World Stage, Local Pride in the Pacific Northwest

First published in the New York Times, April 23, 2007

SEATTLE, April 21 — “It’s great to be home,” Trisha Brown said at the start of a pre-performance talk. Ms. Brown has been a leading light of New York postmodern dance since the 1960s, but the “home” she meant was Washington State, where she grew up. When you consider that Merce Cunningham, Robert Joffrey and Mark Morris were also born here, and first studied dance here, you can’t help wondering if some dance-friendly ingredient flows in the air. You wonder the same again when you recall that Seattle’s Pacific Northwest Ballet has been among America’s foremost ballet companies since the 1980s, reaching international stature in the 1990s.

Until this month these and other Northwestern dance strands felt unconnected, and a local complaint about Pacific Northwest Ballet has been that it isn’t Northwestern enough. Now, however, Peter Boal, its artistic director since 2005, has made more local connections than one would have imagined possible, in a “Celebrate Seattle!” festival, from April 17 to 22. His company danced works by Mr. Cunningham, Joffrey, Ms. Brown and Mr. Morris; the Cunningham and Morris works drew on local inspiration (with music by John Cage and Lou Harrison, respectively). It also danced works by Kent Stowell and his son Christopher, played host to other local dance companies and presented world premieres by its own choreographers. Before each performance Mr.
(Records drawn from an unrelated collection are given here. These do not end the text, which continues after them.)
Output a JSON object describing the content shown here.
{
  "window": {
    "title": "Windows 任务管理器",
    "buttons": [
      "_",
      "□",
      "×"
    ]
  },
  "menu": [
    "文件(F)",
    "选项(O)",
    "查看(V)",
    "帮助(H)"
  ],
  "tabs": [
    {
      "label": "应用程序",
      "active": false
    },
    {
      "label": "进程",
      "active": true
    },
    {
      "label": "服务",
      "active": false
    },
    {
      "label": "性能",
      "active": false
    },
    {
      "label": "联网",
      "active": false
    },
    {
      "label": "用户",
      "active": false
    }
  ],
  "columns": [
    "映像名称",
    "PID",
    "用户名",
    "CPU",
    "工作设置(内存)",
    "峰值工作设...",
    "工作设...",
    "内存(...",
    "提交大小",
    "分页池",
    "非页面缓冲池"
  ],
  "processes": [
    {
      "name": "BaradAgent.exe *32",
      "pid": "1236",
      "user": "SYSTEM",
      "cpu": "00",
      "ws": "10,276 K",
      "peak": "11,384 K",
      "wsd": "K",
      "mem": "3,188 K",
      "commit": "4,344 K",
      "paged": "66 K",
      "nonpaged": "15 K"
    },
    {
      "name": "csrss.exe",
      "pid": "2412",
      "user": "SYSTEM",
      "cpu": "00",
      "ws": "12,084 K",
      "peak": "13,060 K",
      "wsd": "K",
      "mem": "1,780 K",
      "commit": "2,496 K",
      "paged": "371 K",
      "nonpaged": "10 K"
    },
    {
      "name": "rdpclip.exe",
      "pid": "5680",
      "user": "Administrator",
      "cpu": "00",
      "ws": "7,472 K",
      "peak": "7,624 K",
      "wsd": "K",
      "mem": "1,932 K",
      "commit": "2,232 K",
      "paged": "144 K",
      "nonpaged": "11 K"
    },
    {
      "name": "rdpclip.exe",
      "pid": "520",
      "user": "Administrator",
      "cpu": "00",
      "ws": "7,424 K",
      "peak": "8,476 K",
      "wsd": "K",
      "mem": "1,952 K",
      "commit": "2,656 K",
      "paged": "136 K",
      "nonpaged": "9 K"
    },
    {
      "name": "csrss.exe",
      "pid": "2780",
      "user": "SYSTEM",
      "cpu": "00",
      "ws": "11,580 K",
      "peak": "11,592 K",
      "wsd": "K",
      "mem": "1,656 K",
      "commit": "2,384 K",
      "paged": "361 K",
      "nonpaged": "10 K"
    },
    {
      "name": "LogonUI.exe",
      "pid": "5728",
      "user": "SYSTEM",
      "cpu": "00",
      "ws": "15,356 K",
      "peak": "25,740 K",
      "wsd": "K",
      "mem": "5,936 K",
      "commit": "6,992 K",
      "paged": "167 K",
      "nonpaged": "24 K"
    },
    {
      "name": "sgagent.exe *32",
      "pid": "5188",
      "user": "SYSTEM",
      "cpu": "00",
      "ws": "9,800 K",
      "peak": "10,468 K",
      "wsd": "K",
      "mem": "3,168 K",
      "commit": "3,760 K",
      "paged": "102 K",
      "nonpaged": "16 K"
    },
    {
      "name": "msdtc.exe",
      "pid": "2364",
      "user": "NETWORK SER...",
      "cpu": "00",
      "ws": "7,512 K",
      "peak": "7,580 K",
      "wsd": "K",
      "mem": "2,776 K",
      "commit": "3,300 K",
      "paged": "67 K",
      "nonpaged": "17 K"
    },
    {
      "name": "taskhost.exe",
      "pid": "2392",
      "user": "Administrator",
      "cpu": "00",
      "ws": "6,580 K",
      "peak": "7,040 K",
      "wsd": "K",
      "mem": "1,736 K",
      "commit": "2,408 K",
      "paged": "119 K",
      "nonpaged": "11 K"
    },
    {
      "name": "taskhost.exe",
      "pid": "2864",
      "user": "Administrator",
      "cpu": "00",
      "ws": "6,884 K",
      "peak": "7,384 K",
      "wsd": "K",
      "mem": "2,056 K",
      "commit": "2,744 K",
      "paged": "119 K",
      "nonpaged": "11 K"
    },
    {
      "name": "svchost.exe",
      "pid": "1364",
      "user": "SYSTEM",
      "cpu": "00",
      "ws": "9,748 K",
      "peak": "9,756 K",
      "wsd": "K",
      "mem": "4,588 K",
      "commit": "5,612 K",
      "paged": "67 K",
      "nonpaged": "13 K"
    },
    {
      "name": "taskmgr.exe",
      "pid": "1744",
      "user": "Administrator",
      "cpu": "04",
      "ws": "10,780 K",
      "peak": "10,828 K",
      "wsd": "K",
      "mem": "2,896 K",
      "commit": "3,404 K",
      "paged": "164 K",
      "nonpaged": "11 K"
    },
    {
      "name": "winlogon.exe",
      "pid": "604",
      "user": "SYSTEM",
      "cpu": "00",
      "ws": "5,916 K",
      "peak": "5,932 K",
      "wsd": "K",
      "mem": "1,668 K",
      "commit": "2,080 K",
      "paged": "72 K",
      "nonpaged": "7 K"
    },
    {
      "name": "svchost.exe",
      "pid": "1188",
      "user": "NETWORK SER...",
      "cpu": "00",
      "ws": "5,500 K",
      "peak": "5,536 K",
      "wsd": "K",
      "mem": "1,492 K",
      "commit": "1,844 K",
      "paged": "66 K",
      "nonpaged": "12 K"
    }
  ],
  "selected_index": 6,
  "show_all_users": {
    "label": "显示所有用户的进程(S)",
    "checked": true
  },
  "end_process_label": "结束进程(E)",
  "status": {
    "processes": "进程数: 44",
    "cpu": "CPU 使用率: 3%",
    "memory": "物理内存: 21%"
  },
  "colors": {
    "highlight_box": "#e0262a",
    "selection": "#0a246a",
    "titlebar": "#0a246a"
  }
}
Boal came out before the red curtain to honor three different local dance artists: to read the whole list of honorees (from Todd Bolender and Ruthanna Boris to Lila York) was to get a sense of the rich “Dance and the Northwest” book that has yet to be written.

As thousands will recall Mr. Boal was an adornment to New York City Ballet for more than 20 years. (I recall his first Sugar Plum cavalier in a 1983-84 season Balanchine “Nutcracker.”) A dancer of unfailing lyricism, devoid of affectation, he exemplified to an exceptional degree the courtesy and chivalry crucial to the ethos of classical ballet. It seems that he exemplifies those virtues still. His friendly manner before the curtain each night made the audience feel like family.
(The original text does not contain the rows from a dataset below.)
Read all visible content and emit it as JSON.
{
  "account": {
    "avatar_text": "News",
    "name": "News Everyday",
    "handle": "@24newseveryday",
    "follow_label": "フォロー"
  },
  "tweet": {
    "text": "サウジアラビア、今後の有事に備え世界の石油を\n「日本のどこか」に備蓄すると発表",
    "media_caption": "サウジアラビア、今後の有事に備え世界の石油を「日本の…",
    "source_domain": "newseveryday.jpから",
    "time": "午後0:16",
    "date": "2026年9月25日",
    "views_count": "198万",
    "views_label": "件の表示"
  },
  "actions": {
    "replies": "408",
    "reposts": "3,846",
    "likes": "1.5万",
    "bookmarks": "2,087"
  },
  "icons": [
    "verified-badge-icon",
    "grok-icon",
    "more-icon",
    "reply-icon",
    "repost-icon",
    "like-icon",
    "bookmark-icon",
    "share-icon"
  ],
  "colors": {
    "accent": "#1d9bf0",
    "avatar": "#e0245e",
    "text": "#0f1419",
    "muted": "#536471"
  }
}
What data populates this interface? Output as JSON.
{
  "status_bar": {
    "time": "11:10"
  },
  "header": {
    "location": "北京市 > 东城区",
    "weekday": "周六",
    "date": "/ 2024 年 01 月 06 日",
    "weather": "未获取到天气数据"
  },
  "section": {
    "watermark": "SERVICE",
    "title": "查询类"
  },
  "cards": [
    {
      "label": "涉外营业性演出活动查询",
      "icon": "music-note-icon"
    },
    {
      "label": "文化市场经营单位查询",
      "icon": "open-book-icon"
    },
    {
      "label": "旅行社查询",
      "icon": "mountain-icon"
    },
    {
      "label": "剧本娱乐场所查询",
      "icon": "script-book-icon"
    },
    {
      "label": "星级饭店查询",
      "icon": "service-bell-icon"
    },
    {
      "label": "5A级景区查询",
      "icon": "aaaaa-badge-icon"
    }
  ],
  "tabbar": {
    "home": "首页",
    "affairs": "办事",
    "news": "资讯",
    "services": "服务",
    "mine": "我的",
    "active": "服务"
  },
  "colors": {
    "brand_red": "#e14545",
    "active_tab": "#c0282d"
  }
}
His festival’s sum was larger than its parts, though some of these were definitely considerable. Though it didn’t sell out McCaw Hall at the three programs I attended (I regret that I couldn’t catch the one that included Mr. Morris’s “Pacific” and Kent Stowell’s “Carmina Burana”), its audiences eagerly lapped up everything, new or old, barefoot or on point or in heels, onstage or on a foyer platform. They followed the stillness and hush of Mr. Cunningham’s “Inlets 2” with audible-pin-drop silence, and laughed in glee at Ms. Brown’s pile-ups of women in “Spanish Dance.”
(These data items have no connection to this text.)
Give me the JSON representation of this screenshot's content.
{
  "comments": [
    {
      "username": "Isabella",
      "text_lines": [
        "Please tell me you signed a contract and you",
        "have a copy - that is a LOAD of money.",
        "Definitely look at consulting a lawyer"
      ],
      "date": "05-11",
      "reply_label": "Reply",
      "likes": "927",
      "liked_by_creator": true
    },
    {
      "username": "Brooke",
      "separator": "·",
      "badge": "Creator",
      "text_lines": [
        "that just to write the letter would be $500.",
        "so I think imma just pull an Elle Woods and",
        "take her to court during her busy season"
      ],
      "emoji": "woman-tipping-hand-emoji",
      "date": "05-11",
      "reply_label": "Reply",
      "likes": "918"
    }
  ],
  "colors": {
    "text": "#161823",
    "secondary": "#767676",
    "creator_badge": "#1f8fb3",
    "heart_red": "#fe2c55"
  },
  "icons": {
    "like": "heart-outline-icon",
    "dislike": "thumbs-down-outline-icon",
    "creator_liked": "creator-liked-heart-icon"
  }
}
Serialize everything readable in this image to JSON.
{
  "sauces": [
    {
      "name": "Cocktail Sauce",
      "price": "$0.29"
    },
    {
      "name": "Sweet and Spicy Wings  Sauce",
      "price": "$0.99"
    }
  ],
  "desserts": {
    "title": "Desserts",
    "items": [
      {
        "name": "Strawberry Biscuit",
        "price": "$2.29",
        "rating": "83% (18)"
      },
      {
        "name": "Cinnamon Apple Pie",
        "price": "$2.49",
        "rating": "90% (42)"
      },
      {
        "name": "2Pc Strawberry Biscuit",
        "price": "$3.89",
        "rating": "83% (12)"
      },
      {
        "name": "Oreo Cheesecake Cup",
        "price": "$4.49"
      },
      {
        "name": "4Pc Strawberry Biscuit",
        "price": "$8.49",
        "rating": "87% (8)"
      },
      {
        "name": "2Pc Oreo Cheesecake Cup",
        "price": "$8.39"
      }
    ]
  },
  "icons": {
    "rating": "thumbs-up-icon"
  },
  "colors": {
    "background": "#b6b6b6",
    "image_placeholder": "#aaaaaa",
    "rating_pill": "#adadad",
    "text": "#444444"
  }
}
Several individual offerings, going back to a revival of Joffrey’s “Reminiscences” pas de deux (1972), were agreeable without being seriously distinctive. Yet the dancing was such that even formulaic works became satisfying. And Mr. Boal’s programming was such that each work, appearing in sharp contrast, looked absolutely individual.

“Remembrances” became a vehicle for the rare delicacy of Kari Nakamura’s dancing; Toni Pimble’s “Two’s Company” (created for New York City Ballet’s first Diamond Project in 1992) showcased the expressive authority of Pacific Northwest’s foremost dancer, Patricia Barker. Though “Sense of Doubt,” Paul Gibson’s ballet to Philip Glass music, recalls other ballets to big-scale minimalist scores, and though Val Caniparoli’s “Torque,” to a Michael Torke score, recalled other clever, hard-hitting Torke ballets, there was a plush, enthusiastic lyricism to the company’s dancing that made both appealing, with a richness of texture I do not recall from my previous views of the company. And Kiyon Gaines’s “Schwa” (2006) went farther in the playful delight it took from its individual dancers and its Piazzolla score. Least interesting in its larger ensembles, best in the delicious effects of tango-style rubato in solos, “Schwa” suggests that Mr. Gaines, himself a Pacific Northwest Ballet dancer, sets out to celebrate the dancerly virtues he loves in other dancers, and succeeds.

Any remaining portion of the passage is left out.